At 15 a learner’s permit is granted after the driver has successfully passed a knowledge test consisting of road rules and road signs.  This class CP license requires that the minor be accompanied by an individual that is at least 21 years old, possess a valid class C license, is seated next to them in the vehicle and is capable of exercising control over the vehicle if necessary. The teenager can never be unaccompanied in the car and unfortunately they are not old enough to drive their younger sibling to school just yet.

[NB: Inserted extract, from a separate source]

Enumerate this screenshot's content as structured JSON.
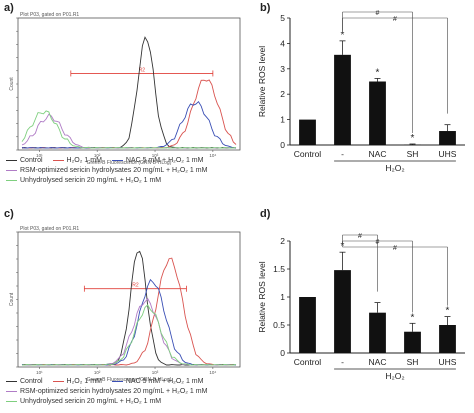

Upon your teenagers 16th or 17th birthday they should return to the DMV and convert their class CP license to a class D license. A driver is eligible for this class of license if they have held their Learner’s permit for 12months and 1 day, have not committed any major traffic violations such as Driving under the influence of Alcohol and has successfully completed a road skills test. The class D allows the driver some more autonomy but still has important rules that should be followed for the road to a class C to be smooth. The class D driver cannot drive between 12 a.m. and 6 a.m.; during the first six months after receiving the class D license the driver can only transport family members. During the second six months you can transport non family members but one of the non-family member passengers has to be older than 21 years of age. For example, if operating a car with four persons. Two can be family members; two can be non-family members with one of the latter two being over the age of 21. After the first year, the driver can transport non- family members but the driver cannot transport three people who are all under the age of 21.

Finally, at age 18, the driver can attain a class C license with full privileges and benefits so long as no major traffic violations occurred within the past year. It is important to note that you are required to change the license from one class to another as it is not automatic and until you do so you are subject to the rules of your class. The rules that govern are driver are based on the class of the license not the age of the driver. In other words, if you are pulled over at 18 and you have a class CP license from when you were 15, you will be treated under the rules of a class CP. This is one of the most overlooked areas. Don’t wait for a citation to take this simple housekeeping step. You should plan a trip to the DMV yearly until your teenager attains the age of 18.

While the class C is a general license there are still some penalties that attach to an 18 year old that does not attach to a 21 year old. If an 18 year old driver is caught driving 24 or more mph above the speed limit they face suspension of their driving privileges. In addition, if the 18 year old driver is convicted of an offense for which 4 points or more are awarded it will result in suspension. There are also offenses that if convicted will result in suspension until the drivers reaches age 21. Driving is a privilege not a right. Equip your young driver for success and allow them to enjoy the road!!